After taking some time to deliberate and chat it over with my husband, who also happens to be in HR, I met with Elaine and conveyed to her the weight of what she had asked of me. Put simply, I could not let our personal confidences contaminate our professional relationship. It’s a tough conversation to have, especially female to female. And ever since then, we’ve grown apart, and our friendship was forever changed.
How this experience has impacted my career:
This experience, though emotionally painful at the time, was crucial in solidifying my career choice and assuring me that HR is the right fit for me. In order to survive in this department, you must be willing and able to draw the imperative line between personal relationships and your professional responsibility to protect all employees’ jobs and the company at large.
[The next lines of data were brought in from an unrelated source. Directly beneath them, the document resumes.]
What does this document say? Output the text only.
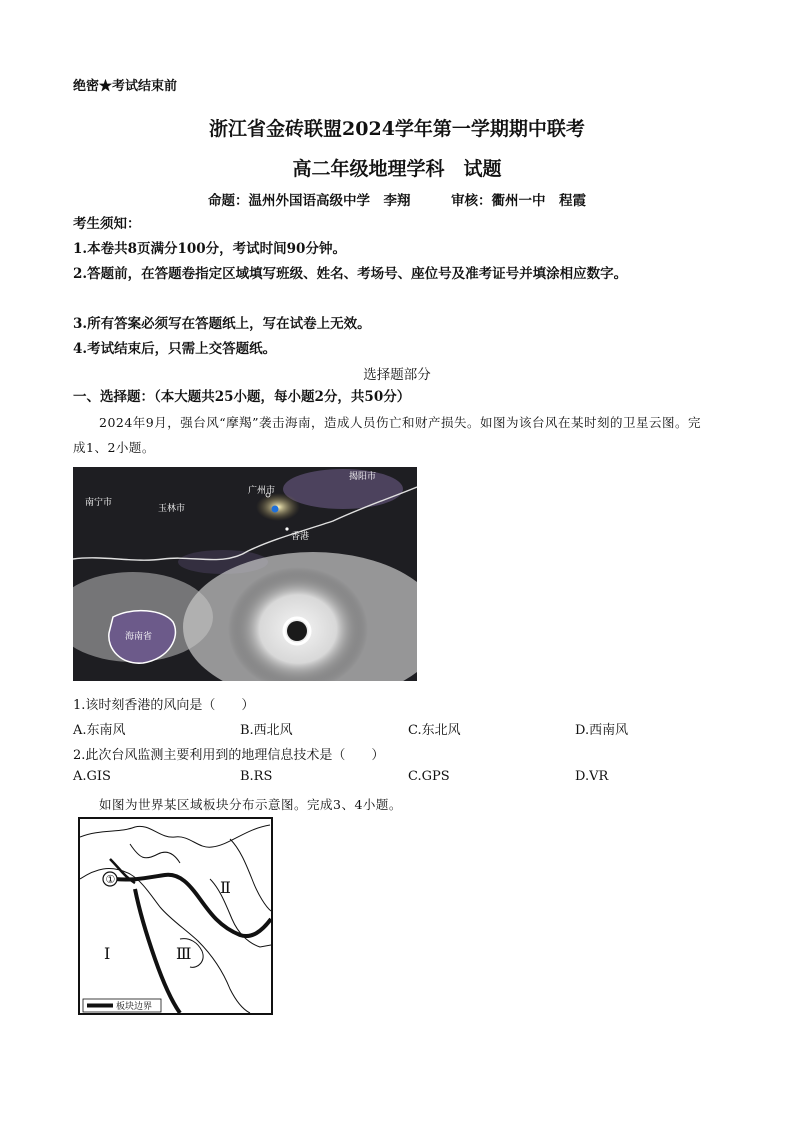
绝密★考试结束前
浙江省金砖联盟2024学年第一学期期中联考
高二年级地理学科　试题
命题：温州外国语高级中学　李翔　　　审核：衢州一中　程霞
考生须知：
1.本卷共8页满分100分，考试时间90分钟。
2.答题前，在答题卷指定区域填写班级、姓名、考场号、座位号及准考证号并填涂相应数字。
3.所有答案必须写在答题纸上，写在试卷上无效。
4.考试结束后，只需上交答题纸。
选择题部分
一、选择题：（本大题共25小题，每小题2分，共50分）
2024年9月，强台风“摩羯”袭击海南，造成人员伤亡和财产损失。如图为该台风在某时刻的卫星云图。完成1、2小题。
南宁市
玉林市
广州市
揭阳市
香港
海南省
1.该时刻香港的风向是（　　）
A.东南风	B.西北风	C.东北风	D.西南风
2.此次台风监测主要利用到的地理信息技术是（　　）
A.GIS	B.RS	C.GPS	D.VR
如图为世界某区域板块分布示意图。完成3、4小题。
①	Ⅱ
Ⅰ	Ⅲ
板块边界
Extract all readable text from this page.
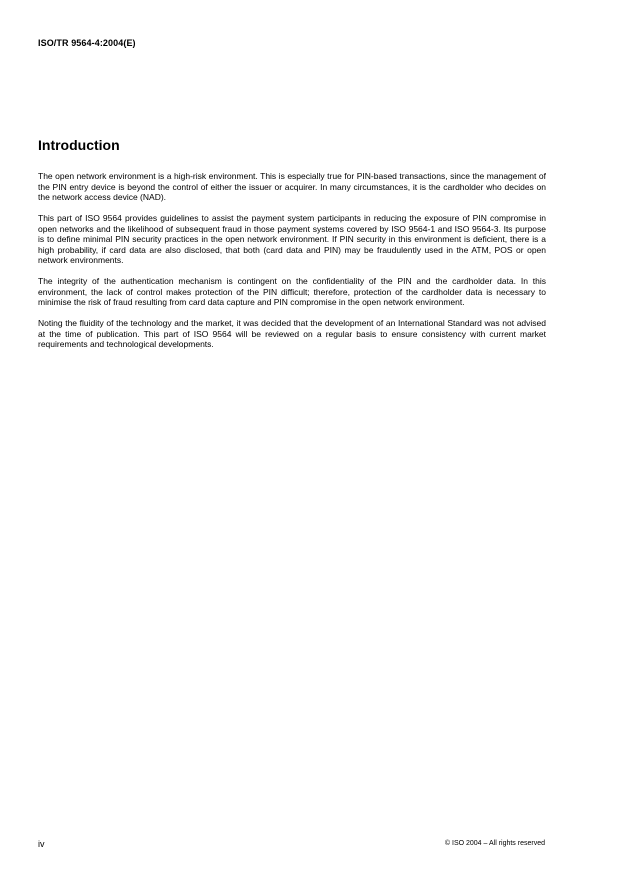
ISO/TR 9564-4:2004(E)
Introduction

The open network environment is a high-risk environment. This is especially true for PIN-based transactions, since the management of the PIN entry device is beyond the control of either the issuer or acquirer. In many circumstances, it is the cardholder who decides on the network access device (NAD).

This part of ISO 9564 provides guidelines to assist the payment system participants in reducing the exposure of PIN compromise in open networks and the likelihood of subsequent fraud in those payment systems covered by ISO 9564-1 and ISO 9564-3. Its purpose is to define minimal PIN security practices in the open network environment. If PIN security in this environment is deficient, there is a high probability, if card data are also disclosed, that both (card data and PIN) may be fraudulently used in the ATM, POS or open network environments.

The integrity of the authentication mechanism is contingent on the confidentiality of the PIN and the cardholder data. In this environment, the lack of control makes protection of the PIN difficult; therefore, protection of the cardholder data is necessary to minimise the risk of fraud resulting from card data capture and PIN compromise in the open network environment.

Noting the fluidity of the technology and the market, it was decided that the development of an International Standard was not advised at the time of publication. This part of ISO 9564 will be reviewed on a regular basis to ensure consistency with current market requirements and technological developments.

iv	© ISO 2004 – All rights reserved
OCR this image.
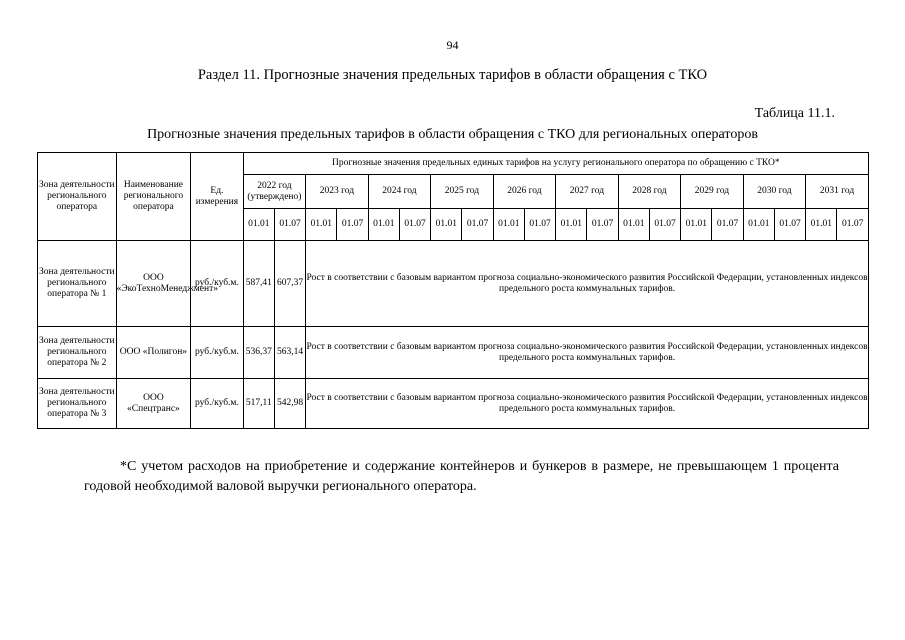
94
Раздел 11. Прогнозные значения предельных тарифов в области обращения с ТКО
Таблица 11.1.
Прогнозные значения предельных тарифов в области обращения с ТКО для региональных операторов
Зона деятельности регионального оператора	Наименование регионального оператора	Ед. измерения	Прогнозные значения предельных единых тарифов на услугу регионального оператора по обращению с ТКО*																			
			2022 год (утверждено)		2023 год		2024 год		2025 год		2026 год		2027 год		2028 год		2029 год		2030 год		2031 год	
			01.01	01.07	01.01	01.07	01.01	01.07	01.01	01.07	01.01	01.07	01.01	01.07	01.01	01.07	01.01	01.07	01.01	01.07	01.01	01.07
Зона деятельности регионального оператора № 1	ООО «ЭкоТехноМенеджмент»	руб./куб.м.	587,41	607,37	Рост в соответствии с базовым вариантом прогноза социально-экономического развития Российской Федерации, установленных индексов предельного роста коммунальных тарифов.																	
Зона деятельности регионального оператора № 2	ООО «Полигон»	руб./куб.м.	536,37	563,14	Рост в соответствии с базовым вариантом прогноза социально-экономического развития Российской Федерации, установленных индексов предельного роста коммунальных тарифов.																	
Зона деятельности регионального оператора № 3	ООО «Спецтранс»	руб./куб.м.	517,11	542,98	Рост в соответствии с базовым вариантом прогноза социально-экономического развития Российской Федерации, установленных индексов предельного роста коммунальных тарифов.																	
*С учетом расходов на приобретение и содержание контейнеров и бункеров в размере, не превышающем 1 процента годовой необходимой валовой выручки регионального оператора.
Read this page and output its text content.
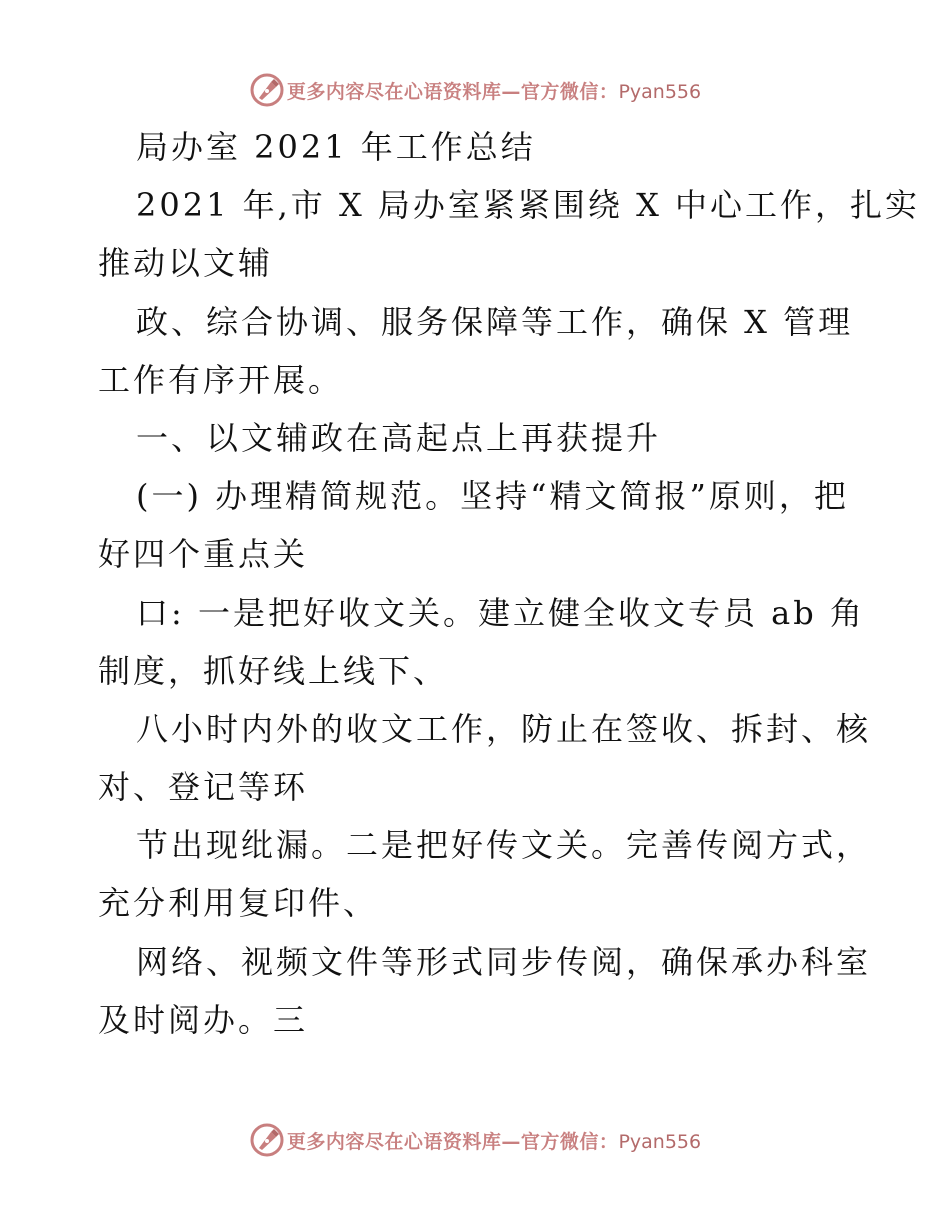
更多内容尽在心语资料库—官方微信：Pyan556
局办室 2021 年工作总结
2021 年,市 X 局办室紧紧围绕 X 中心工作，扎实
推动以文辅
政、综合协调、服务保障等工作，确保 X 管理
工作有序开展。
一、以文辅政在高起点上再获提升
(一) 办理精简规范。坚持“精文简报”原则，把
好四个重点关
口: 一是把好收文关。建立健全收文专员 ab 角
制度，抓好线上线下、
八小时内外的收文工作，防止在签收、拆封、核
对、登记等环
节出现纰漏。二是把好传文关。完善传阅方式，
充分利用复印件、
网络、视频文件等形式同步传阅，确保承办科室
及时阅办。三
更多内容尽在心语资料库—官方微信：Pyan556
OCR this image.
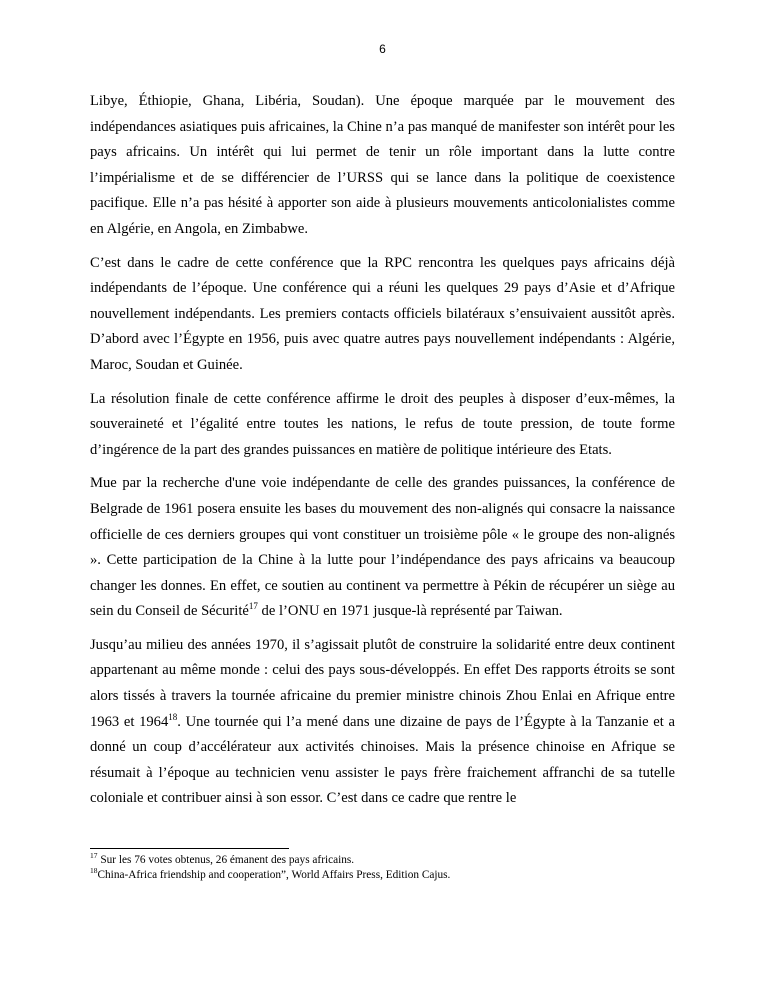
6

Libye, Éthiopie, Ghana, Libéria, Soudan). Une époque marquée par le mouvement des indépendances asiatiques puis africaines, la Chine n’a pas manqué de manifester son intérêt pour les pays africains. Un intérêt qui lui permet de tenir un rôle important dans la lutte contre l’impérialisme et de se différencier de l’URSS qui se lance dans la politique de coexistence pacifique. Elle n’a pas hésité à apporter son aide à plusieurs mouvements anticolonialistes comme en Algérie, en Angola, en Zimbabwe.

C’est dans le cadre de cette conférence que la RPC rencontra les quelques pays africains déjà indépendants de l’époque. Une conférence qui a réuni les quelques 29 pays d’Asie et d’Afrique nouvellement indépendants. Les premiers contacts officiels bilatéraux s’ensuivaient aussitôt après. D’abord avec l’Égypte en 1956, puis avec quatre autres pays nouvellement indépendants : Algérie, Maroc, Soudan et Guinée.

La résolution finale de cette conférence affirme le droit des peuples à disposer d’eux-mêmes, la souveraineté et l’égalité entre toutes les nations, le refus de toute pression, de toute forme d’ingérence de la part des grandes puissances en matière de politique intérieure des Etats.

Mue par la recherche d'une voie indépendante de celle des grandes puissances, la conférence de Belgrade de 1961 posera ensuite les bases du mouvement des non-alignés qui consacre la naissance officielle de ces derniers groupes qui vont constituer un troisième pôle « le groupe des non-alignés ». Cette participation de la Chine à la lutte pour l’indépendance des pays africains va beaucoup changer les donnes. En effet, ce soutien au continent va permettre à Pékin de récupérer un siège au sein du Conseil de Sécurité$^{17}$ de l’ONU en 1971 jusque-là représenté par Taiwan.

Jusqu’au milieu des années 1970, il s’agissait plutôt de construire la solidarité entre deux continent appartenant au même monde : celui des pays sous-développés. En effet Des rapports étroits se sont alors tissés à travers la tournée africaine du premier ministre chinois Zhou Enlai en Afrique entre 1963 et 1964$^{18}$. Une tournée qui l’a mené dans une dizaine de pays de l’Égypte à la Tanzanie et a donné un coup d’accélérateur aux activités chinoises. Mais la présence chinoise en Afrique se résumait à l’époque au technicien venu assister le pays frère fraichement affranchi de sa tutelle coloniale et contribuer ainsi à son essor. C’est dans ce cadre que rentre le

$^{17}$ Sur les 76 votes obtenus, 26 émanent des pays africains.

$^{18}$China-Africa friendship and cooperation”, World Affairs Press, Edition Cajus.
Sharing how I handled the above situation has instilled trust in the managers of my subsequent positions, serving as proof that I place loyalty to my job in front of office relationships. Every time I deal with an employee, this story comes to mind and inspires me to uphold my professional commitments and prioritize personal issues accordingly.
What you should learn from my story:
- Whether you work in HR and are close to some of your fellow employees, are friends with someone in your company’s HR department, or you connect with a seemingly neutral office pal, be extremely mindful of what you say and do in the workplace. Do not let emotion rule, and think carefully through each word you speak and action you take with every person you interact with — especially when it comes to email.
- Forgiveness is not as free-flowing in the workplace as it is within personal relationships. Irrational, careless mistakes made in the heat of the moment will follow you and have the potential to jeopardize your career.
- Many scenarios will arise that force you to choose between your the personal and the professional. Remember that your job is not the only one at stake, and be sure not to endanger anyone else’s career for the sake of maintaining your own job or a relationship.
- Above all, do not to be afraid to have the tough conversations! Even though you will likely be uncomfortable and may suffer on a personal level, you will not regret doing what is right in the grand scheme, and you can rest easy knowing you were respectful, diplomatic, and professional.
*Names have been changed to protect the identities of those involved.